For Latinas Having a Boyfriend Isn’t Embarrassing, It’s a Reclamation of Softness
Embracing both ambition and softness breaks generational curses and lets us become whole, not halves
Credit: Andres Mora | Unsplash
When Vogue asked, “Is having a boyfriend embarrassing now?” the internet had a collective moment. Some laughed, others rolled their eyes, but most of us, especially women, knew exactly what the question meant. Because it’s not really about the boyfriend, it’s about what it says about you to have one. For Latinas, that question hits differently. Our relationship to love, independence, and visibility has always been complicated. We grow up between cultures that tell us to be strong yet nurturing, independent yet family-oriented, and ambitious yet humble. Somewhere between marianismo and modern feminism, between “mija, focus on your career” and “y el novio pa’ cuándo,” we learn that who we date, or whether we date at all, says something about our worth.
So when the internet jokes about being “chronically single” or “embarrassed to have a man,” it’s easy to laugh along. But underneath the humor, there’s a real tension. Latinas are expected to embody strength, to be caretakers, go-getters, the ones who always have it together. Admitting that we want softness, partnership, or even romance can feel like breaking character.

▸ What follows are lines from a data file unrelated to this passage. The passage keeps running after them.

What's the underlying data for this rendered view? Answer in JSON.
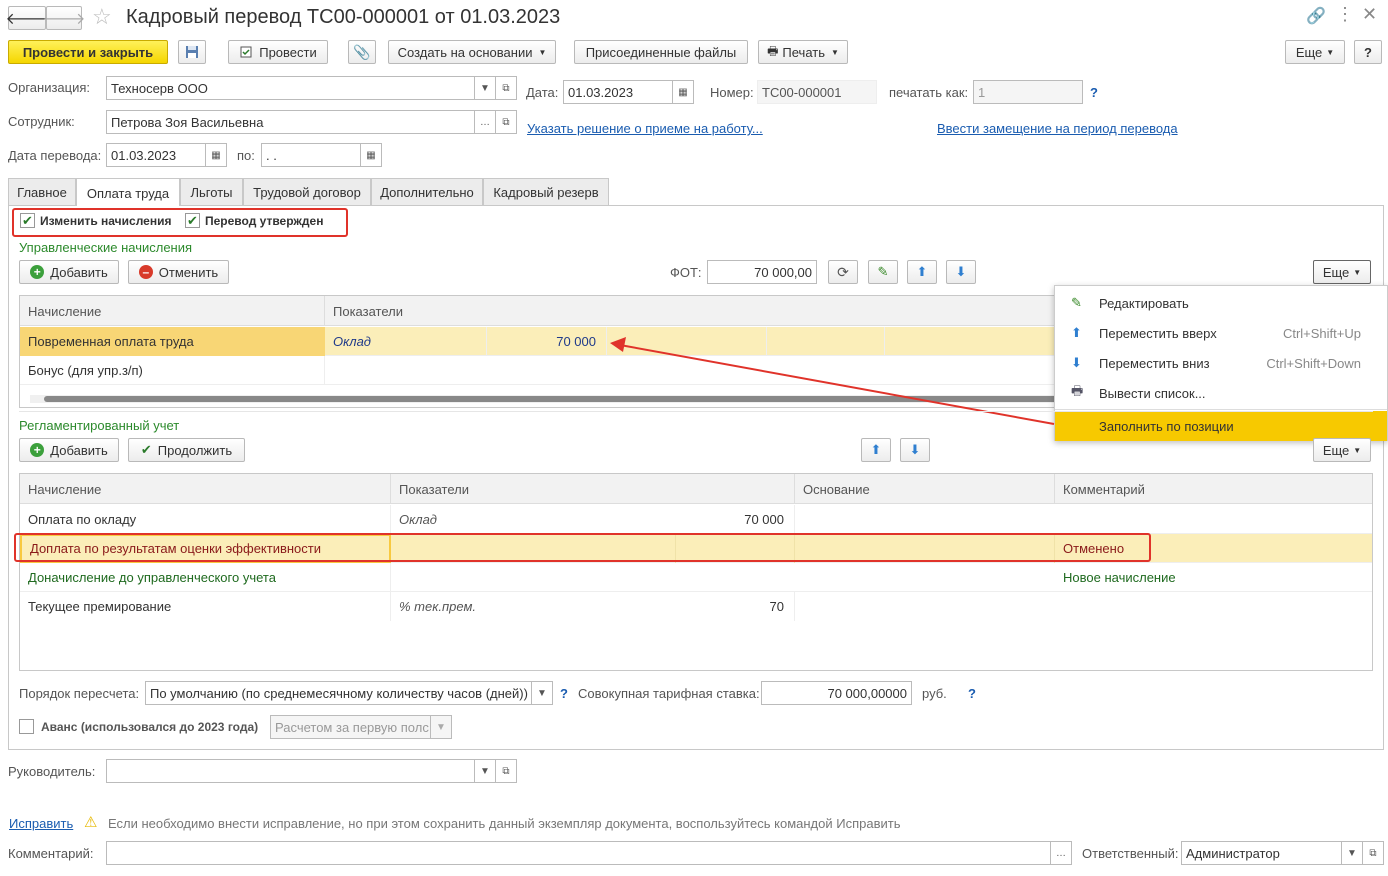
{
  "window": {
    "title": "Кадровый перевод ТС00-000001 от 01.03.2023"
  },
  "toolbar": {
    "post_close": "Провести и закрыть",
    "post": "Провести",
    "create_based": "Создать на основании",
    "attached_files": "Присоединенные файлы",
    "print": "Печать",
    "more": "Еще",
    "help": "?"
  },
  "header": {
    "org_label": "Организация:",
    "org_value": "Техносерв ООО",
    "date_label": "Дата:",
    "date_value": "01.03.2023",
    "number_label": "Номер:",
    "number_value": "ТС00-000001",
    "print_as_label": "печатать как:",
    "print_as_value": "1",
    "help": "?",
    "employee_label": "Сотрудник:",
    "employee_value": "Петрова Зоя Васильевна",
    "hire_link": "Указать решение о приеме на работу...",
    "replace_link": "Ввести замещение на период перевода",
    "transfer_date_label": "Дата перевода:",
    "transfer_date_value": "01.03.2023",
    "to_label": "по:",
    "to_value": " .  ."
  },
  "tabs": [
    "Главное",
    "Оплата труда",
    "Льготы",
    "Трудовой договор",
    "Дополнительно",
    "Кадровый резерв"
  ],
  "checks": {
    "change_accruals": "Изменить начисления",
    "approved": "Перевод утвержден"
  },
  "mgmt": {
    "title": "Управленческие начисления",
    "add": "Добавить",
    "cancel": "Отменить",
    "fot_label": "ФОТ:",
    "fot_value": "70 000,00",
    "more": "Еще",
    "col_accrual": "Начисление",
    "col_indicators": "Показатели",
    "rows": [
      {
        "name": "Повременная оплата труда",
        "indicator": "Оклад",
        "value": "70 000"
      },
      {
        "name": "Бонус (для упр.з/п)",
        "indicator": "",
        "value": ""
      }
    ]
  },
  "context_menu": {
    "items": [
      {
        "label": "Редактировать",
        "shortcut": ""
      },
      {
        "label": "Переместить вверх",
        "shortcut": "Ctrl+Shift+Up"
      },
      {
        "label": "Переместить вниз",
        "shortcut": "Ctrl+Shift+Down"
      },
      {
        "label": "Вывести список...",
        "shortcut": ""
      },
      {
        "label": "Заполнить по позиции",
        "shortcut": ""
      }
    ]
  },
  "reg": {
    "title": "Регламентированный учет",
    "add": "Добавить",
    "continue": "Продолжить",
    "more": "Еще",
    "col_accrual": "Начисление",
    "col_indicators": "Показатели",
    "col_basis": "Основание",
    "col_comment": "Комментарий",
    "rows": [
      {
        "name": "Оплата по окладу",
        "indicator": "Оклад",
        "value": "70 000",
        "comment": ""
      },
      {
        "name": "Доплата по результатам оценки эффективности",
        "indicator": "",
        "value": "",
        "comment": "Отменено"
      },
      {
        "name": "Доначисление до управленческого учета",
        "indicator": "",
        "value": "",
        "comment": "Новое начисление"
      },
      {
        "name": "Текущее премирование",
        "indicator": "% тек.прем.",
        "value": "70",
        "comment": ""
      }
    ]
  },
  "bottom": {
    "recalc_label": "Порядок пересчета:",
    "recalc_value": "По умолчанию (по среднемесячному количеству часов (дней))",
    "total_rate_label": "Совокупная тарифная ставка:",
    "total_rate_value": "70 000,00000",
    "currency": "руб.",
    "advance_label": "Аванс (использовался до 2023 года)",
    "advance_value": "Расчетом за первую полс",
    "manager_label": "Руководитель:",
    "fix_link": "Исправить",
    "fix_note": "Если необходимо внести исправление, но при этом сохранить данный экземпляр документа, воспользуйтесь командой Исправить",
    "comment_label": "Комментарий:",
    "responsible_label": "Ответственный:",
    "responsible_value": "Администратор"
  },
  "colors": {
    "accent_yellow": "#f5d600",
    "selected_row": "#fbe9a6",
    "annotation_red": "#e0332a",
    "link_blue": "#1a5cb0",
    "section_green": "#2c8a2c"
  }
}
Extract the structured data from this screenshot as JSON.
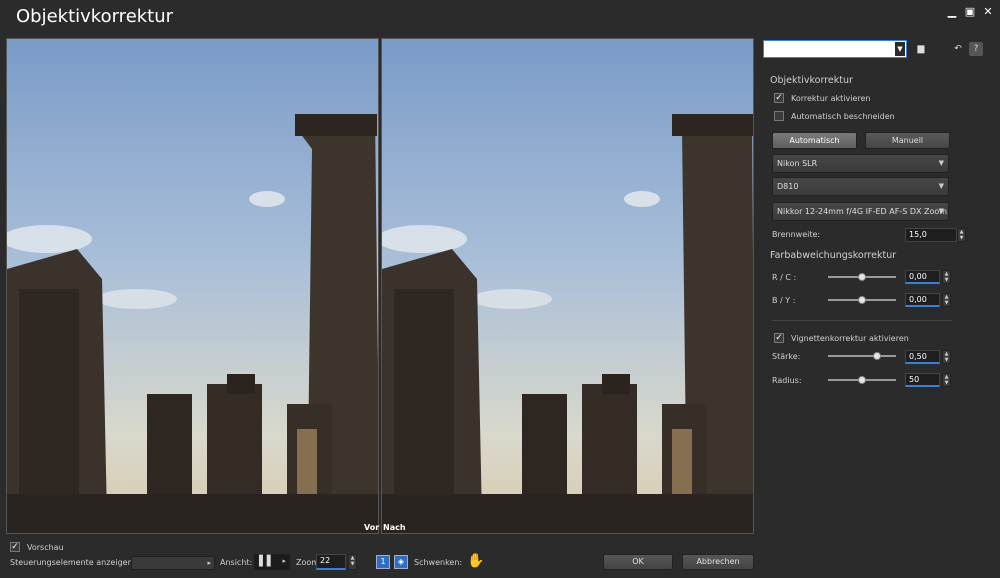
{
  "window": {
    "title": "Objektivkorrektur",
    "controls": [
      "minimize-icon",
      "maximize-icon",
      "close-icon"
    ]
  },
  "preview": {
    "before_label": "Vor",
    "after_label": "Nach"
  },
  "panel": {
    "preset_value": "",
    "section_lens": "Objektivkorrektur",
    "enable_correction": "Korrektur aktivieren",
    "auto_straighten": "Automatisch beschneiden",
    "btn_auto": "Automatisch",
    "btn_manual": "Manuell",
    "camera_brand": "Nikon SLR",
    "camera_model": "D810",
    "lens": "Nikkor 12-24mm f/4G IF-ED AF-S DX Zoom",
    "focal_label": "Brennweite:",
    "focal_value": "15,0",
    "section_ca": "Farbabweichungskorrektur",
    "rc_label": "R / C :",
    "rc_value": "0,00",
    "by_label": "B / Y :",
    "by_value": "0,00",
    "vignette_enable": "Vignettenkorrektur aktivieren",
    "strength_label": "Stärke:",
    "strength_value": "0,50",
    "radius_label": "Radius:",
    "radius_value": "50"
  },
  "sliders": {
    "rc": 0.5,
    "by": 0.5,
    "strength": 0.75,
    "radius": 0.5
  },
  "bottom": {
    "preview_label": "Vorschau",
    "controls_label": "Steuerungselemente anzeigen:",
    "view_label": "Ansicht:",
    "zoom_label": "Zoom:",
    "zoom_value": "22",
    "pan_label": "Schwenken:",
    "ok_label": "OK",
    "cancel_label": "Abbrechen"
  }
}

For me, and for so many of my friends, it’s not that having a boyfriend is embarrassing. It’s that being seen having one feels like losing control of our own narrative. We’ve spent years building identities rooted in self-sufficiency and achievement. To say “I’m in love” feels vulnerable in a world that tells us vulnerability makes us weak.
The “strong Latina” archetype leaves little room for emotional complexity. We’re praised for surviving, not for being soft. But that armor, built from generations of resilience, can also become a trap. Online, that same energy gets repackaged into the “hot girl single” aesthetic: hyper-independent, unbothered, always choosing herself. It’s empowering, yes, but it can also feel like another kind of performance.
What if you want to choose yourself and choose someone else? What if you like being loved out loud?
In Latine spaces, humor often serves as a bridge between what we feel and what we can say. We joke about red flags, about “men not being worth it,” about keeping relationships off social media. It’s part cultural protection mechanism, part survival strategy. Because love, for us, has always been public and private at once, something we celebrate in our families but protect from scrutiny outside them. There’s always that whisper of mal de ojo, or the fear that showing your joy too openly might make it disappear.
But here’s the thing: wanting love doesn’t make us any less independent. Being in a relationship doesn’t erase our ambition. It doesn’t undo the generations of women who worked, raised families, and fought to give us choices. If anything, it’s one more choice we get to make on our own terms.
Embracing love, ambition, and softness all at once is how we break those generational curses: the ones that taught us we could be everything except whole because being a whole woman means being capable of both tenderness and drive, of loving deeply without losing yourself.
So maybe it’s not embarrassing to have a boyfriend. Maybe what’s actually embarrassing is how afraid we still are to want things that make us feel human.
Because for Latinas who have spent decades unlearning shame, rewriting narratives, and reclaiming softness, love isn’t a step backward. It’s a reclamation.